In Case You Missed It: Picture a Social Scientist in a Two-Career Household

January 19, 2024

Image of panelists

Think of a championship-winning team. What makes it work? Typically, it is not the team with just one superstar, but rather the team with multiple valuable players communicating with one another that wins the game.

Scott Sanders, a professor in the Sociology Department, explained that thinking of his relationship and his family as a team has helped him and his wife, Jennie Sanders, biochemist and vice president at Western Governors University, juggle responsibilities such as getting children to school or deciding which career should take priority at different times.

The Sanders were panelists for “Picture a Social Scientist in a Two-Career Household,” where all panelists shared their sentiment of the importance of a family, specifically a married couple, working as a team. Chris Karpowitz, professor in the Political Science Department, and his wife Jordan Karpowitz, assistant dean of External Relations in the College of Family, Home, and Social Sciences, were also panelists and echoed the importance of frequent and honest communication.

“One thing I’ve had to learn how to do is express my needs and be comfortable doing that,” said Jordan. “I had to gain the confidence that what I needed to do was just as important and valid as what he needed to do. Even if it made it harder for him, it was ok. He was willing to support me.”

Jennie Sanders also expressed the importance of making prayerful decisions and including the influence of the Holy Ghost in the conversations couples have.

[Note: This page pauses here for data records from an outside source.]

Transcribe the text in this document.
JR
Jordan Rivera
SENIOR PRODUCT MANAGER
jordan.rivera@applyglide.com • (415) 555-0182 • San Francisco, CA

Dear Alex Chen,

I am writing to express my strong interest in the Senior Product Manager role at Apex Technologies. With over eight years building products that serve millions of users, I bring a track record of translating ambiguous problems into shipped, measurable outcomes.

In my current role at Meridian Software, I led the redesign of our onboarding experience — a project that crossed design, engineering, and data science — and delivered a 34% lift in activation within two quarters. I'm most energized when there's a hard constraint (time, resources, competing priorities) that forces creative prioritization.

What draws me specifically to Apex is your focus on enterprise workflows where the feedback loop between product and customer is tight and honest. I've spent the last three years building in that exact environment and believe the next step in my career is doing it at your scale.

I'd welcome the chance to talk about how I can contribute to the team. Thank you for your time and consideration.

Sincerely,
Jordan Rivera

“One of the great things about the gospel is that we have the opportunity to seek revelation and to follow it,” Jennie said. “Sometimes that revelation is going to look really different from person to person. I think that sometimes we'll doubt it or push it down because it's not what others expect of us. The three-way conversation is the most important part. God has lots of plans for us.”

Image of Chris Karpowitz

Chris said, “Trust the decisions that you make together as a couple,” noting that each family has unique circumstances and that they change over time.

Some of the challenges felt by families with two careers have to do with not following traditional roles. Sometimes they feel disapproval from family or friends or perhaps they need to search out how men can support women in their work.

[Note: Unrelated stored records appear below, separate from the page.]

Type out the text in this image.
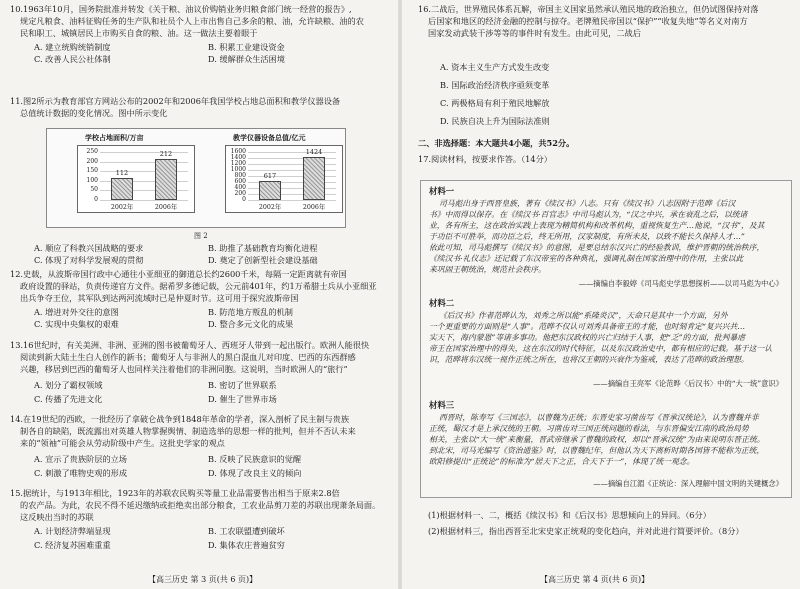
10.1963年10月，国务院批准并转发《关于粮、油议价购销业务归粮食部门统一经营的报告》,
规定凡粮食、油料征购任务的生产队和社员个人上市出售自己多余的粮、油，允许缺粮、油的农
民和职工、城镇居民上市购买自食的粮、油。这一做法主要着眼于
A. 建立统购统销制度	B. 积累工业建设资金
C. 改善人民公社体制	D. 缓解群众生活困境
11.图2所示为教育部官方网站公布的2002年和2006年我国学校占地总面积和教学仪器设备
总值统计数据的变化情况。图中所示变化
学校占地面积/万亩
0
50
100
150
200
250
112
2002年
212
2006年
教学仪器设备总值/亿元
0
200
400
600
800
1000
1200
1400
1600
617
2002年
1424
2006年
图 2
A. 顺应了科教兴国战略的要求	B. 助推了基础教育均衡化进程
C. 体现了对科学发展观的贯彻	D. 奠定了创新型社会建设基础
12.史载，从波斯帝国行政中心通往小亚细亚的御道总长约2600千米，每隔一定距离就有帝国
政府设置的驿站，负责传递官方文件。据希罗多德记载，公元前401年，约1万希腊士兵从小亚细亚
出兵争夺王位，其军队到达两河流域时已是仲夏时节。这可用于探究波斯帝国
A. 增进对外交往的意图	B. 防范地方叛乱的机制
C. 实现中央集权的艰难	D. 整合多元文化的成果
13.16世纪时，有关美洲、非洲、亚洲的图书被葡萄牙人、西班牙人带到一起出版行。欧洲人能很快
阅读到新大陆土生白人创作的新书；葡萄牙人与非洲人的黑白混血儿对印度、巴西的东西群感
兴趣，移居到巴西的葡萄牙人也同样关注着他们的非洲同胞。这说明，当时欧洲人的“旅行”
A. 划分了霸权领域	B. 密切了世界联系
C. 传播了先进文化	D. 催生了世界市场
14.在19世纪的西欧，一批经历了拿破仑战争到1848年革命的学者，深入剖析了民主制与贵族
制各自的缺陷，既流露出对英雄人物掌握舆情、制造选举的思想一样的批判，但并不否认未来
来的“领袖”可能会从劳动阶级中产生。这批史学家的观点
A. 宣示了贵族阶层的立场	B. 反映了民族意识的觉醒
C. 刺激了唯物史观的形成	D. 体现了改良主义的倾向
15.据统计，与1913年相比，1923年的苏联农民购买等量工业品需要售出相当于原来2.8倍
的农产品。为此，农民不得不延迟缴纳或拒绝卖出部分粮食，工农业品剪刀差的苏联出现萧条局面。
这反映出当时的苏联
A. 计划经济弊端显现	B. 工农联盟遭到破坏
C. 经济复苏困难重重	D. 集体农庄普遍贫穷
【高三历史 第 3 页(共 6 页)】
16.二战后，世界殖民体系瓦解，帝国主义国家虽然承认殖民地的政治独立，但仍试图保持对落
后国家和地区的经济金融的控制与掠夺。老牌殖民帝国以“保护”“收复失地”等名义对南方
国家发动武装干涉等等的事件时有发生。由此可见，二战后
A. 资本主义生产方式发生改变
B. 国际政治经济秩序亟须变革
C. 两极格局有利于殖民地解放
D. 民族自决上升为国际法准则
二、非选择题：本大题共4小题，共52分。
17.阅读材料，按要求作答。（14分）
【高三历史 第 4 页(共 6 页)】
材料一
司马彪出身于西晋皇族，著有《续汉书》八志。只有《续汉书》八志因附于范晔《后汉
书》中而得以保存。在《续汉书·百官志》中司马彪认为，“汉之中兴，承在衰乱之后，以统诸
业，各有所主，这在政治实践上表现为精简机构和改革机构，重视恢复生产…他说，“汉书”，及其
于功臣不可胜举，而功臣之后，终无所用，汉家制度，有所未及，以致不能长久保持人才…”
依此可知，司马彪撰写《续汉书》的意图，是要总结东汉兴亡的经验教训，维护晋朝的统治秩序，
《续汉书·礼仪志》还记载了东汉帝室的各种典礼，强调礼制在国家治理中的作用，主张以此
来巩固王朝统治，规范社会秩序。
——摘编自李毅婷《司马彪史学思想探析——以司马彪为中心》
材料二
《后汉书》作者范晔认为，刘秀之所以能“系隆炎汉”，天命只是其中一个方面，另外
一个更重要的方面则是“人事”。范晔不仅认可刘秀具备帝王的才能，也时刻肯定“复兴兴共…
实天下，海内蒙恩”等诸多事功。他把东汉政权的兴亡归结于人事，把“乏”的方面，批判暴虐
帝王在国家治理中的得失，这在东汉的时代特征，以及东汉政治史中，都有相应的记载。基于这一认
识，范晔将东汉统一视作正统之所在，也将汉王朝的兴衰作为鉴戒，表达了范晔的政治理想。
——摘编自王亮军《论范晔〈后汉书〉中的“大一统”意识》
材料三
西晋时，陈寿写《三国志》，以曹魏为正统；东晋史家习凿齿写《晋承汉统论》，认为曹魏并非
正统，蜀汉才是上承汉统的王朝。习凿齿对三国正统问题的看法，与东晋偏安江南的政治局势
相关，主张以“大一统”来衡量，晋武帝继承了曹魏的政权，却以“晋承汉统”为由来说明东晋正统。
到北宋，司马光编写《资治通鉴》时，以曹魏纪年，但他认为天下离析时期各国皆不能称为正统，
欧阳修提出“正统论”的标准为“居天下之正，合天下于一”，体现了统一观念。
——摘编自江湄《正统论：深入理解中国文明的关键概念》
(1)根据材料一、二，概括《续汉书》和《后汉书》思想倾向上的异同。（6分）
(2)根据材料三，指出西晋至北宋史家正统观的变化趋向，并对此进行简要评价。（8分）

Scott answered that he has tried to make his family a priority throughout his professional career. He has taken his kids to meetings and lectures when necessary, or left events early to support his children.

“The way I see these stereotypes or these cultural expectations is often in the conversations I have with students as they come in to talk to me about their career aspirations.” said Chris. "Invariably, when women come into my office to talk about going to a PhD program or going to law school, one of the questions they have is ‘How do I balance this with my family?’ “

On the other hand, Chris shared that male students rarely bring up the same concerns and instead focus primarily on professional pursuits in those conversations.

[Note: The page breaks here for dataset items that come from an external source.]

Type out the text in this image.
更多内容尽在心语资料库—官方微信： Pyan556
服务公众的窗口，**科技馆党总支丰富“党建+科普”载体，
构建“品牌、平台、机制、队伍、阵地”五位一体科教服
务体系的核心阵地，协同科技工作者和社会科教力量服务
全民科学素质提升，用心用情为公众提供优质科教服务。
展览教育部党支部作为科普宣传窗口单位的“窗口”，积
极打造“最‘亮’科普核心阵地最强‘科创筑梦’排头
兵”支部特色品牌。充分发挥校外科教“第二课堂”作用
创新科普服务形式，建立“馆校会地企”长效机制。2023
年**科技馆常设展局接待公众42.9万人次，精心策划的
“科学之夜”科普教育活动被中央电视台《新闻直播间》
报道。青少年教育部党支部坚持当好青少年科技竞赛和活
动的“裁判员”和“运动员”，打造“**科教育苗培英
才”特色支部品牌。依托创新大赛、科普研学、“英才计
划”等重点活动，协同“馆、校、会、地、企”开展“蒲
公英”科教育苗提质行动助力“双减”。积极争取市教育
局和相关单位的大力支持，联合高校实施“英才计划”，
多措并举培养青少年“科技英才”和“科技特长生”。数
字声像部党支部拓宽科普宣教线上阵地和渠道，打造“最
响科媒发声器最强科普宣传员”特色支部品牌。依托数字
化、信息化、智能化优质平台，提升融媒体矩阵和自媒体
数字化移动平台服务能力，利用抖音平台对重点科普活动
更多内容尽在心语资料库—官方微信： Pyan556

“I think that's wrong,” Chris said. “I think men should be talking about that just as much as women.” He then encouraged students that it's ok to have those conversations about family and careers with your faculty mentors because those same questions are important to faculty too.

Jennie felt that you don’t have to reconcile the difference in your family to a more traditional family. When others questioned her family’s decisions, she reminded herself that “often if people are applying a social norm, it's because they do think that's what's right and safe and maybe they're concerned about you.”

She believes instead that it’s important “to be able to have some honest conversations and to be able to acknowledge, ‘You're saying this from a place of care. Thank you. I love you too. Here's what I need in this relationship to feel honored right now or to feel respected.’”

When asked how husbands might better support their wives, Jordan expressed that understanding the unseen emotional work woman frequently do — planning meals, thinking about doctors’ appointments, etc. — and taking some of that burden is incredibly helpful. She shared an example of how they took specific days of the week to be in charge of dinner.

“It wasn’t just cooking dinner,” said Jordan. “It was also deciding what dinner would be and making sure those items were on the grocery list. The point was that when it was your night, you were fully in charge and the other person didn’t have to think about it at all.”

Discussion moderators Cambria Siddoway, a student in the School of Family Life and her husband William Clayton, who is studying information systems, wrapped up the events by asking for final thoughts. Panelists again expressed the importance of consistent and frequent communication. “Love is a long conversation,” said Chris. They encouraged others to make time to talk to their spouse every day, create a plan for the week or month ahead, and be willing to be flexible when there are changes.